Hi Koen,
thank you for digging this out! I still find the subject fascinating, and your recent posts about Nicander have rekindled my interest.
I tried to recover the scripts I used four years ago and make the results somehow readable. I attach the results. Since I must have altered the code since then, I am not sure this is 100% consistent, but it should be close enough. I used the Takahashi transliteration.
Each label is compared with what apparently is the corresponding paragraph. This matching allows for some variation between the two words.
These are the main variations I allowed for:
- a label matches any longer word that contains it
- 'k' and 't' are treated as equivalent
- all gallows are equivalent to the corresponding benched gallows
- 'o', 'a' and 'y' (Stolfi's "circles") are treated as equivalent
- 'm' is equivalent to 'r'
- 'l' in the label can be absent in the matching word
These variations are partly arbitrary and partly based on analyses done by others (e.g. Stolfi, Emma). It can be argued that they are not enough, e.g. one could have a more aggressive treatment of word-endings, in order to have more chances to handle inflection. All in all, there are not so many "pharma" paragraph, and a careful manual analysis is a viable option in this case.
(14-03-2020, 11:15 PM)Koen G Wrote: You are not allowed to view links. Register or Login to view.The more I think about it, the less likely it seems that the text should repeat labels, especially since most of these pages are really crowded.

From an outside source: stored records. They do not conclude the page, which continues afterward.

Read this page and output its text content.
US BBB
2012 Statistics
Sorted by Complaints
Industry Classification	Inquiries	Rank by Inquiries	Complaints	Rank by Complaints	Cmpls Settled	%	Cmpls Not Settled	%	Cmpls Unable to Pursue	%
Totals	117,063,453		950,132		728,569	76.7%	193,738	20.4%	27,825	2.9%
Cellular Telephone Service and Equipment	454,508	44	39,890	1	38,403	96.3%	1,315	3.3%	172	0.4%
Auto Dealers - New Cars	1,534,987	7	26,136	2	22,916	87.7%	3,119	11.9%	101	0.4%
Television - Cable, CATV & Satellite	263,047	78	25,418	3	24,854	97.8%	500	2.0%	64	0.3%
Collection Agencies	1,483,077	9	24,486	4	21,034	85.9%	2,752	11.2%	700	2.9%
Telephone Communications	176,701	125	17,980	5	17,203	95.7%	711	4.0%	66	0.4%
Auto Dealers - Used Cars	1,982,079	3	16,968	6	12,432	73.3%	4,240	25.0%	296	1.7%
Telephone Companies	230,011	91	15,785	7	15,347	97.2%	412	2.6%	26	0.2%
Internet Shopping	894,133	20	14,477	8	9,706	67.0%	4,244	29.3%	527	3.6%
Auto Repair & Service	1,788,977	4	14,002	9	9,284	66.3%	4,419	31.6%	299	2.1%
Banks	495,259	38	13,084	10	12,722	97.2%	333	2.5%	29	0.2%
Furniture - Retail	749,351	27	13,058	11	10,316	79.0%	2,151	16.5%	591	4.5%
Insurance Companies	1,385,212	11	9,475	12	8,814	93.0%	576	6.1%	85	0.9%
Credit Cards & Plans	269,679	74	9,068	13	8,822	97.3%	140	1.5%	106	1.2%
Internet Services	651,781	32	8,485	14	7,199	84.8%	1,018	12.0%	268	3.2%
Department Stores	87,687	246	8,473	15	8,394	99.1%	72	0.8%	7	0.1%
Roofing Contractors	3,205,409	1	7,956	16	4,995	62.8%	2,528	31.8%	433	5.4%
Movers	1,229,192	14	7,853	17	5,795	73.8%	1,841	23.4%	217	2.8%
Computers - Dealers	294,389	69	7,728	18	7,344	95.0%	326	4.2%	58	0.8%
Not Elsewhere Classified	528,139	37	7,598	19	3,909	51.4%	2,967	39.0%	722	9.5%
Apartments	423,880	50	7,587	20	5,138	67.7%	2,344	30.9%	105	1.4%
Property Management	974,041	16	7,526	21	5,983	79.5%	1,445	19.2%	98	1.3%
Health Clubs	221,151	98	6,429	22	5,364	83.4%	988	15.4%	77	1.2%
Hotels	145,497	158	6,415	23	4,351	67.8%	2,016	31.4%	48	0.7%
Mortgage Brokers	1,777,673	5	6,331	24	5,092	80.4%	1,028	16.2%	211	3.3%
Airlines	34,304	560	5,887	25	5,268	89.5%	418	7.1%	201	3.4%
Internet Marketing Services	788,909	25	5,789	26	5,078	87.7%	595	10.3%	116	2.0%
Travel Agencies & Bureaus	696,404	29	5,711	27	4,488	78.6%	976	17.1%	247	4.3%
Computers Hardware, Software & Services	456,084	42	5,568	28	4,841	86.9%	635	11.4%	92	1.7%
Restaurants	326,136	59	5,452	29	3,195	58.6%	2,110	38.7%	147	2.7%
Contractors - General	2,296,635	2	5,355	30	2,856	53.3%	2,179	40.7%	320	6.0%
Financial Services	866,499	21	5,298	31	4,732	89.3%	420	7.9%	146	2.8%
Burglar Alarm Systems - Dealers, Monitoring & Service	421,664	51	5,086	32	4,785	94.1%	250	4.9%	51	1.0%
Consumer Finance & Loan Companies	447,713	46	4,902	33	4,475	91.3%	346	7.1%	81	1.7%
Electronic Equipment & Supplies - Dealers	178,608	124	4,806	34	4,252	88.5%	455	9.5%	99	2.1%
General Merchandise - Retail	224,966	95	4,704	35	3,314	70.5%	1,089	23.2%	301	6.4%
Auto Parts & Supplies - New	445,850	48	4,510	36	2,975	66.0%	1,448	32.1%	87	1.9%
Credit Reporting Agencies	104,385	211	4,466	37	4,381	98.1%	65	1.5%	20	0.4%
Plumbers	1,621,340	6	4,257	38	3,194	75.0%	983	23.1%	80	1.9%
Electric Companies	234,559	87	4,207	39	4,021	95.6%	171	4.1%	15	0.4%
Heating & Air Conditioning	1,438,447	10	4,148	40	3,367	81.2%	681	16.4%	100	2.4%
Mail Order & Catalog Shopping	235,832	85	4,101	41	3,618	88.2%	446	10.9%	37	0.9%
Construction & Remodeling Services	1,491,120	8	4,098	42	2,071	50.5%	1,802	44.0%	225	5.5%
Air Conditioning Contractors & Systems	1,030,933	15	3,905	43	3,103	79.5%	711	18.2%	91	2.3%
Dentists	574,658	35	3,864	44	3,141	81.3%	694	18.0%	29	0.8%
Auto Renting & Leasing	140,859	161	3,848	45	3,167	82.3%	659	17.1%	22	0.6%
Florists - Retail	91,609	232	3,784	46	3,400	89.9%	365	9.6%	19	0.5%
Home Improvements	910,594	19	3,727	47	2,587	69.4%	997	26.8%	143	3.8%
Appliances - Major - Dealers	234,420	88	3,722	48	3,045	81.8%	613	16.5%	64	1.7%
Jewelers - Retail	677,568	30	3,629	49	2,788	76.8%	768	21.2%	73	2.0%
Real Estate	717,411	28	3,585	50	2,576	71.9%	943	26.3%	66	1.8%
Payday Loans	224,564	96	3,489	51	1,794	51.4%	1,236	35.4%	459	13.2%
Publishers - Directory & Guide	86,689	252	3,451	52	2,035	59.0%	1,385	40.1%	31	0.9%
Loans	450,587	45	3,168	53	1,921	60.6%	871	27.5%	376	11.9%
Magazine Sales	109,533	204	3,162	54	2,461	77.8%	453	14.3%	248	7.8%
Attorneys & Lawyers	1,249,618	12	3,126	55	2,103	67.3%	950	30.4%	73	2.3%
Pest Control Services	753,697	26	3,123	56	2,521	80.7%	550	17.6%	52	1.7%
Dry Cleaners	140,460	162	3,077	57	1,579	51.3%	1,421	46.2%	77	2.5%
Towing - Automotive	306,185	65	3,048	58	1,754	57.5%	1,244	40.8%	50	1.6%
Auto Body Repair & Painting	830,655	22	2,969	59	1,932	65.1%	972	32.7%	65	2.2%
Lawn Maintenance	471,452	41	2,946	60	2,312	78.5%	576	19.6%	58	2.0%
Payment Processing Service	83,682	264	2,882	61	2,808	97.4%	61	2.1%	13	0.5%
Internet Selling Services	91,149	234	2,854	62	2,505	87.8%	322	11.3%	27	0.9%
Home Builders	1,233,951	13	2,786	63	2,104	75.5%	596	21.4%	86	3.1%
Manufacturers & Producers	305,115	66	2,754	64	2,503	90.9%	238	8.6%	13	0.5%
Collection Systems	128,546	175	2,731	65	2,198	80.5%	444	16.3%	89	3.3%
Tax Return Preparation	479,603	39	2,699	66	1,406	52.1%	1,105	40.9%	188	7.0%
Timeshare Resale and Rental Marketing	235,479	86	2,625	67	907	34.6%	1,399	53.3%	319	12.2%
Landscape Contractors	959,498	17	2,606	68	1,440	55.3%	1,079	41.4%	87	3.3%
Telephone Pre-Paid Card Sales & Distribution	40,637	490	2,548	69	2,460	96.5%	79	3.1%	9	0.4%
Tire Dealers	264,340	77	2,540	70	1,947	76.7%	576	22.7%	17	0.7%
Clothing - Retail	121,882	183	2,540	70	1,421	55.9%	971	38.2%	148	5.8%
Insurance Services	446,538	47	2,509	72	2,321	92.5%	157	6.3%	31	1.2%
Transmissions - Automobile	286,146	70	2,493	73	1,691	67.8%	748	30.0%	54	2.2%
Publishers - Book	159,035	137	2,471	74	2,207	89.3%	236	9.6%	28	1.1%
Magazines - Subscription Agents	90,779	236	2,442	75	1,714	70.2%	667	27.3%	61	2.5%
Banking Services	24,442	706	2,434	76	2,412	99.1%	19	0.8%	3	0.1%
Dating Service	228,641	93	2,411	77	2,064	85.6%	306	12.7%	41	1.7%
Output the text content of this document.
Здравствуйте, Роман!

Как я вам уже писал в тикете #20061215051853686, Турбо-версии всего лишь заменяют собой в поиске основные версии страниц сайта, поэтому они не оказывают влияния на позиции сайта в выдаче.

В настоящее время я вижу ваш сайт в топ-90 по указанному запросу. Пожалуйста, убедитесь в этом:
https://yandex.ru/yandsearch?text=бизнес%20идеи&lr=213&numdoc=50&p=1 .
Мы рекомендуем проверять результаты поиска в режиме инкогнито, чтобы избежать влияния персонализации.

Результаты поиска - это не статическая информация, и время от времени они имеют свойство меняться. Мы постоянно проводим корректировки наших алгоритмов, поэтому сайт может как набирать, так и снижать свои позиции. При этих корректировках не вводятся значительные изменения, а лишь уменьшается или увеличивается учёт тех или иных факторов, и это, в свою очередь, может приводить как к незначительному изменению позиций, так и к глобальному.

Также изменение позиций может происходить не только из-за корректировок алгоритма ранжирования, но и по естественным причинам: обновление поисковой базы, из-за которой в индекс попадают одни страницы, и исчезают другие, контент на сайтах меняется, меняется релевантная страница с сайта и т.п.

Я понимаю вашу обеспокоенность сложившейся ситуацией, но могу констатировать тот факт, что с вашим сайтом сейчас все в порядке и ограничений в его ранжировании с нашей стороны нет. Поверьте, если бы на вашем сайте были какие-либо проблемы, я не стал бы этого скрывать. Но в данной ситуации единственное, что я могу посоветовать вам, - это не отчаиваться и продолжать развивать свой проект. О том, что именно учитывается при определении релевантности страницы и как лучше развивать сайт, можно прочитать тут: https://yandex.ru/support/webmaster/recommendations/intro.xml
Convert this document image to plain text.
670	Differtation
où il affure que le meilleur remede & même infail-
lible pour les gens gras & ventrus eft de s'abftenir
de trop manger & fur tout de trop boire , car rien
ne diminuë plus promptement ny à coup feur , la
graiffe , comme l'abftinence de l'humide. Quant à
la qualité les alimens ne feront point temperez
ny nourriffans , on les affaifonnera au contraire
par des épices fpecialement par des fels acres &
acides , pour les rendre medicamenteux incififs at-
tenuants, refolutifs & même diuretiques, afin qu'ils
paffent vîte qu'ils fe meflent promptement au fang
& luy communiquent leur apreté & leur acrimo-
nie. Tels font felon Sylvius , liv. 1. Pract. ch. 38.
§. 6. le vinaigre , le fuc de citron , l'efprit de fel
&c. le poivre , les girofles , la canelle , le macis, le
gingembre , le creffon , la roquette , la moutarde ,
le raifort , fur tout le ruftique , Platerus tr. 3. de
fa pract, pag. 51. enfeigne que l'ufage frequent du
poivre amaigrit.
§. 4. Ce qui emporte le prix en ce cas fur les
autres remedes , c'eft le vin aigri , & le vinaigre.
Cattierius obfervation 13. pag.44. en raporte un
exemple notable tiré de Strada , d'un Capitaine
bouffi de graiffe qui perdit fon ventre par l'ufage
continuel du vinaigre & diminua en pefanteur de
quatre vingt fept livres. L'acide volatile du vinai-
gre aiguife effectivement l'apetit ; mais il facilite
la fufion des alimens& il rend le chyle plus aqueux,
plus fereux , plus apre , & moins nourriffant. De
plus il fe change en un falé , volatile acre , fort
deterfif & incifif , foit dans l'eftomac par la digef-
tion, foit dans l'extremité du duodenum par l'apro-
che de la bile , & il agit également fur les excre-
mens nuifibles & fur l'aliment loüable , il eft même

They would probably want to avoid redundancy.
When discussing likelihood, there always is the problem of how to extimate it. One can ask himself: do labels in medieval manuscripts typically appear in the text? I think they do. An hypothesis could be that the VMS should behave like other manuscripts and one could then see if this is the case (it does not appear to be).
Another possibility is the pessimistic approach: since all attempts to find structure in Voynichese consistently fail, one can say that experiments like this are very unlikely to be successful. I am more and more convinced that it is so. There could be features of the text (e.g.
qokedy qokeedy qokoy qotedy otedy qokedy qokedy) that suggest that avoiding redundancy was not the main concern of the author(s), but who knows?